Good stewardship is why we're on this mailing list. We know that if you
give out a longer prefix than the number of subnets that someone will in
fact need over the sourse of their use of that prefix, that they have to
come back for more. That is the world we live in today. We pay a
signficant price for it in the size of both our interior, and dfz
routing tables, and in the onerousness of the allocation regime that we
live under. The same scarcity problem as v4 is rather hard to create, it
hard after-all to create a circumstance where you have to renumber out
of subnet because you ran out of addresses, all the other reasons to do
so still apply but 10^19 is frankly enough for now.
The IPNG working group saw clearly that while cidr would alleviate the
immediate pressure that there are costs associated with small (and
fragmented allocations) that are both local (I pay them when I manage
space) and collective (we all pay them due to fragementation).
> It's a salient and justified fear, given the experience with IPv4.
> Consider what happens if the expoential internet rate of growth over
> the next 30 years expands in the manner it has in the past 30 years.
>
> It's conceivable there could be a quintillion internet hosts before 2020.
10^18 is a lot of hosts . sticking to orders of magnitude, that's 10^8
per person in 10 years...
> And with V6, many of those would consume an end site.
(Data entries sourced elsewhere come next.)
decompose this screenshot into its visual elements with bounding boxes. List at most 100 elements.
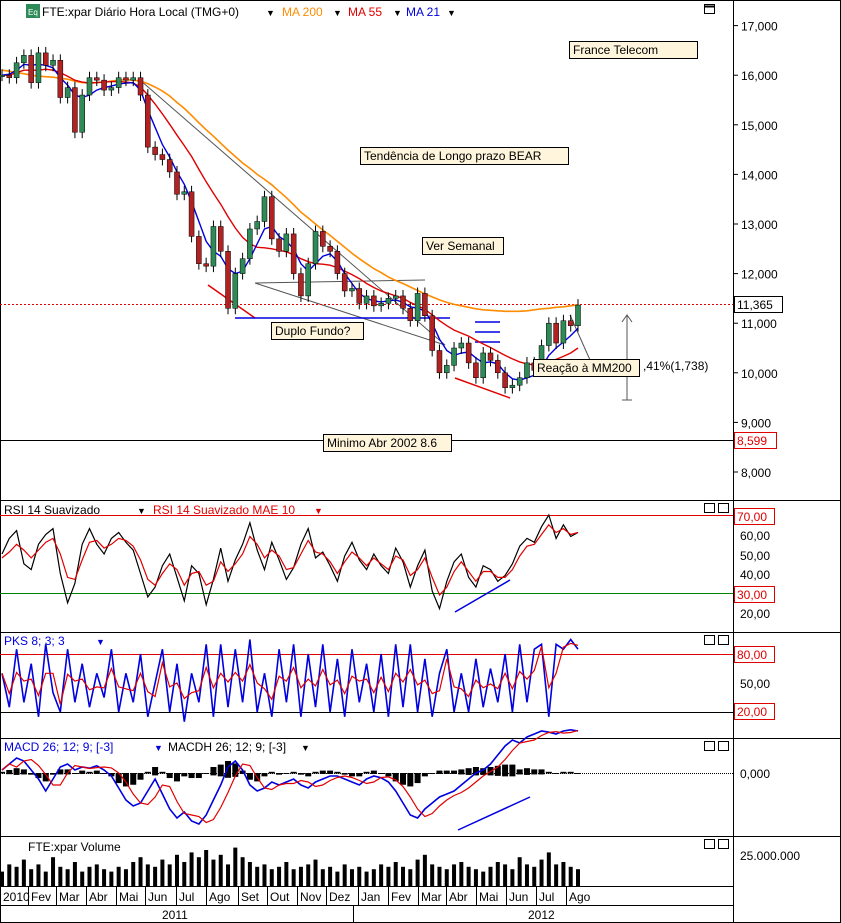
price-candle	[123, 77, 129, 81]
price-candle	[371, 295, 377, 307]
price-candle	[188, 191, 195, 237]
month-label: Abr	[449, 890, 468, 904]
macd-hist-bar	[560, 771, 567, 774]
title-dropdown-icon[interactable]: ▼	[266, 8, 275, 18]
volume-bar	[196, 857, 201, 886]
price-candle	[305, 263, 311, 297]
rsi-divergence-line	[454, 579, 511, 613]
volume-maximize-icon[interactable]	[718, 839, 729, 849]
price-candle	[152, 146, 158, 155]
ma55-label[interactable]: MA 55	[348, 5, 382, 19]
volume-bar	[87, 866, 92, 886]
price-tick-label: 8,000	[741, 466, 771, 480]
macd-hist-bar	[319, 770, 326, 774]
volume-bar	[430, 864, 435, 886]
macd-hist-bar	[567, 771, 574, 774]
volume-bar	[561, 862, 566, 886]
macd-hist-bar	[246, 773, 253, 780]
price-candle	[196, 236, 202, 264]
price-tick-label: 10,000	[741, 367, 778, 381]
price-candle	[232, 273, 239, 309]
ma21-label[interactable]: MA 21	[406, 5, 440, 19]
macd-hist-bar	[451, 770, 458, 774]
macd-hist-bar	[152, 767, 159, 776]
volume-bar	[444, 869, 449, 886]
volume-restore-icon[interactable]	[704, 839, 715, 849]
volume-legend[interactable]: FTE:xpar Volume	[28, 840, 121, 854]
volume-bar	[546, 852, 551, 886]
price-candle	[254, 221, 260, 230]
ma55-dropdown-icon[interactable]: ▼	[393, 8, 402, 18]
annotation-min-2002: Minimo Abr 2002 8.6	[327, 436, 437, 450]
volume-bar	[43, 871, 48, 886]
macd-hist-bar	[173, 773, 180, 782]
price-candle	[203, 263, 209, 267]
annotation-see-weekly: Ver Semanal	[426, 239, 495, 253]
price-candle	[79, 94, 85, 133]
price-candle	[502, 372, 508, 388]
month-label: Mar	[59, 890, 80, 904]
price-candle	[298, 273, 304, 297]
volume-bar	[109, 871, 114, 886]
month-label: Jan	[361, 890, 380, 904]
price-candle	[436, 350, 443, 374]
pks-line	[1, 638, 579, 722]
macd-hist-bar	[370, 770, 377, 774]
price-candle	[57, 60, 64, 98]
price-maximize-icon[interactable]	[704, 4, 715, 14]
price-candle	[225, 251, 231, 309]
macd-hist-bar	[13, 768, 20, 775]
ma200-label[interactable]: MA 200	[282, 5, 323, 19]
macd-restore-icon[interactable]	[704, 741, 715, 751]
volume-bar	[364, 871, 369, 886]
pks-maximize-icon[interactable]	[718, 635, 729, 645]
pks-20-label: 20,00	[737, 705, 767, 719]
volume-bar	[277, 866, 282, 886]
volume-bar	[401, 866, 406, 886]
month-label: Ago	[569, 890, 591, 904]
macd-hist-bar	[79, 770, 86, 774]
rsi-dropdown-icon[interactable]: ▼	[137, 506, 146, 516]
price-tick-label: 12,000	[741, 268, 778, 282]
ma21-dropdown-icon[interactable]: ▼	[447, 8, 456, 18]
macd-legend[interactable]: MACD 26; 12; 9; [-3]	[4, 740, 113, 754]
volume-bar	[437, 866, 442, 886]
month-label: Mai	[479, 890, 498, 904]
volume-bar	[532, 866, 537, 886]
price-candle	[407, 308, 414, 321]
price-candle	[458, 342, 465, 349]
rsi-maximize-icon[interactable]	[718, 503, 729, 513]
price-candle	[174, 171, 180, 195]
macdh-legend[interactable]: MACDH 26; 12; 9; [-3]	[168, 740, 286, 754]
volume-bar	[160, 859, 165, 886]
price-candle	[480, 352, 486, 379]
price-candle	[181, 191, 188, 195]
time-axis: 2010 Fev Mar Abr Mai Jun Jul Ago Set Out Nov Dez Jan…	[0, 886, 591, 923]
rsi-window-icons[interactable]	[704, 503, 729, 513]
price-candle	[108, 87, 115, 91]
volume-bar	[495, 862, 500, 886]
volume-bar	[298, 866, 303, 886]
rsi-mae-dropdown-icon[interactable]: ▼	[314, 506, 323, 516]
annotation-company: France Telecom	[573, 43, 658, 57]
macd-dropdown-icon[interactable]: ▼	[154, 743, 163, 753]
price-candle	[320, 231, 326, 247]
macdh-dropdown-icon[interactable]: ▼	[301, 743, 310, 753]
rsi-legend[interactable]: RSI 14 Suavizado	[4, 503, 100, 517]
rsi-restore-icon[interactable]	[704, 503, 715, 513]
macd-hist-bar	[545, 771, 552, 774]
ma200-dropdown-icon[interactable]: ▼	[333, 8, 342, 18]
macd-hist-bar	[502, 764, 509, 777]
pks-restore-icon[interactable]	[704, 635, 715, 645]
price-candle	[546, 322, 552, 346]
price-candle	[72, 87, 78, 133]
pks-legend[interactable]: PKS 8; 3; 3	[4, 634, 65, 648]
pks-dropdown-icon[interactable]: ▼	[96, 637, 105, 647]
trend-drawings	[0, 79, 733, 441]
rsi-mae-legend[interactable]: RSI 14 Suavizado MAE 10	[153, 503, 295, 517]
instrument-title[interactable]: FTE:xpar Diário Hora Local (TMG+0)	[42, 5, 239, 19]
macd-maximize-icon[interactable]	[718, 741, 729, 751]
price-candle	[363, 295, 370, 304]
volume-bar	[349, 869, 354, 886]
rsi-tick-40: 40,00	[740, 568, 770, 582]
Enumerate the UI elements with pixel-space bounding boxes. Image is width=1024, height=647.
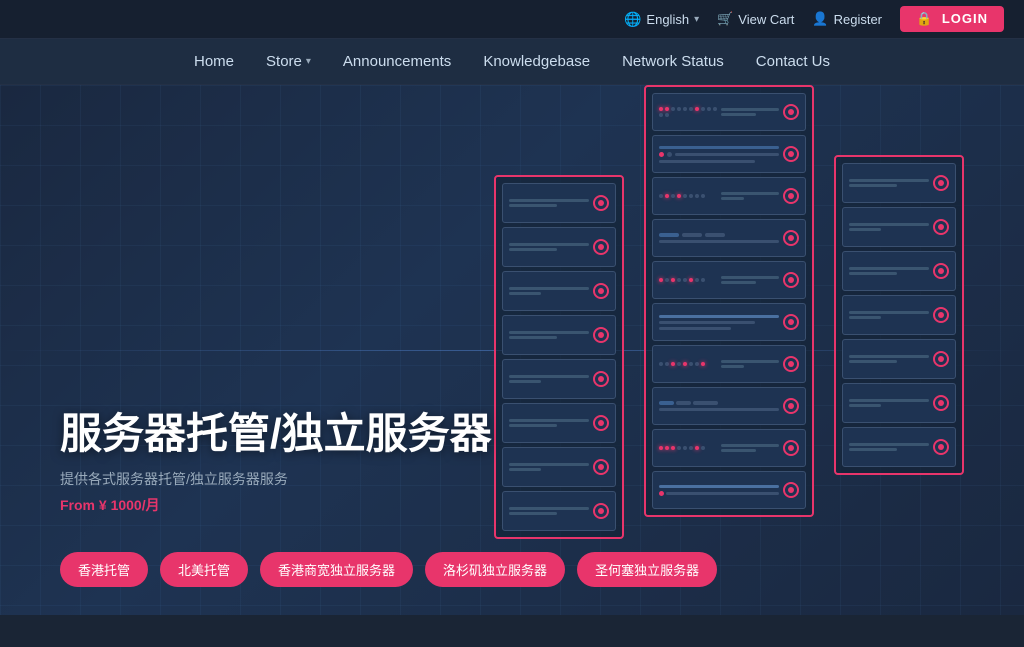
login-label: LOGIN xyxy=(942,11,988,26)
tag-hk-hosting[interactable]: 香港托管 xyxy=(60,552,148,587)
nav-announcements[interactable]: Announcements xyxy=(343,53,451,70)
server-unit xyxy=(652,93,806,131)
hero-content: 服务器托管/独立服务器 提供各式服务器托管/独立服务器服务 From ¥ 100… xyxy=(60,411,492,515)
server-unit xyxy=(842,207,956,247)
nav-store-label: Store xyxy=(266,53,302,70)
tag-sj-dedicated[interactable]: 圣何塞独立服务器 xyxy=(577,552,717,587)
cart-label: View Cart xyxy=(738,12,794,27)
server-unit xyxy=(652,345,806,383)
hero-price: From ¥ 1000/月 xyxy=(60,495,492,515)
register-label: Register xyxy=(834,12,882,27)
hero-subtitle: 提供各式服务器托管/独立服务器服务 xyxy=(60,469,492,489)
view-cart-link[interactable]: 🛒 View Cart xyxy=(717,11,794,27)
login-button[interactable]: 🔒 LOGIN xyxy=(900,6,1004,32)
nav-network-status[interactable]: Network Status xyxy=(622,53,724,70)
hero-price-text: From ¥ 1000/月 xyxy=(60,497,160,513)
server-unit xyxy=(502,359,616,399)
server-unit xyxy=(652,429,806,467)
server-unit xyxy=(652,135,806,173)
top-bar: 🌐 English ▾ 🛒 View Cart 👤 Register 🔒 LOG… xyxy=(0,0,1024,39)
server-unit xyxy=(842,383,956,423)
server-unit xyxy=(502,491,616,531)
language-label: English xyxy=(646,12,689,27)
main-nav: Home Store ▾ Announcements Knowledgebase… xyxy=(0,39,1024,85)
server-unit xyxy=(502,315,616,355)
chevron-down-icon: ▾ xyxy=(694,14,699,25)
server-unit xyxy=(842,427,956,467)
service-tags: 香港托管 北美托管 香港商宽独立服务器 洛杉矶独立服务器 圣何塞独立服务器 xyxy=(60,552,717,587)
server-unit xyxy=(652,303,806,341)
server-unit xyxy=(842,251,956,291)
server-unit xyxy=(842,295,956,335)
server-unit xyxy=(502,183,616,223)
server-unit xyxy=(502,271,616,311)
nav-home[interactable]: Home xyxy=(194,53,234,70)
server-rack-center xyxy=(644,85,814,517)
server-unit xyxy=(502,447,616,487)
tag-hk-dedicated[interactable]: 香港商宽独立服务器 xyxy=(260,552,413,587)
hero-section: 服务器托管/独立服务器 提供各式服务器托管/独立服务器服务 From ¥ 100… xyxy=(0,85,1024,615)
nav-store[interactable]: Store ▾ xyxy=(266,53,311,70)
tag-la-dedicated[interactable]: 洛杉矶独立服务器 xyxy=(425,552,565,587)
server-unit xyxy=(842,163,956,203)
server-unit xyxy=(502,403,616,443)
register-link[interactable]: 👤 Register xyxy=(812,11,882,27)
server-unit xyxy=(652,471,806,509)
tag-na-hosting[interactable]: 北美托管 xyxy=(160,552,248,587)
globe-icon: 🌐 xyxy=(624,11,641,28)
nav-knowledgebase[interactable]: Knowledgebase xyxy=(483,53,590,70)
server-unit xyxy=(842,339,956,379)
server-unit xyxy=(652,387,806,425)
chevron-down-icon: ▾ xyxy=(306,56,311,67)
hero-title: 服务器托管/独立服务器 xyxy=(60,411,492,457)
user-icon: 👤 xyxy=(812,11,828,27)
server-unit xyxy=(652,261,806,299)
server-rack-right xyxy=(834,155,964,475)
nav-contact-us[interactable]: Contact Us xyxy=(756,53,830,70)
server-unit xyxy=(652,177,806,215)
server-unit xyxy=(652,219,806,257)
cart-icon: 🛒 xyxy=(717,11,733,27)
server-rack-left xyxy=(494,175,624,539)
language-selector[interactable]: 🌐 English ▾ xyxy=(624,11,699,28)
lock-icon: 🔒 xyxy=(916,11,933,26)
server-unit xyxy=(502,227,616,267)
server-racks-area xyxy=(494,115,964,539)
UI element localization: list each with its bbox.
If 1% of those
> quintillion is a logically end site that gets a /56, that's
> 13% of the IP space.
1% of 10^18 is 10^16 so hey only a million end sites per person no big deal.
> Also, a forgeone conclusion is major new uses of IP addresses; it's
> the reason end sites get a /56, so they can have multiple subnets.
If you consider nat translation the semantic equivalent if subdividing
your assigned v4 /32 and imposing a layer-3 boundry then in fact they
all subnet today so you don't exactly have to looking very far for an
application for subnetting.
> It's conceivable V6 users could want more, some may even be giving
> end sites a /48 instead of a /56 or /64.
> There must be some specialized app that really burns IPs for this
>
>
> Well, there aren't enough IPs in the IPv6 address space to assign
> 1% of those 10000000000000000 end sites each a /48, so you have
> exhaustion in that case.
since your premise is flawed your conclusion is kind of hard to refute.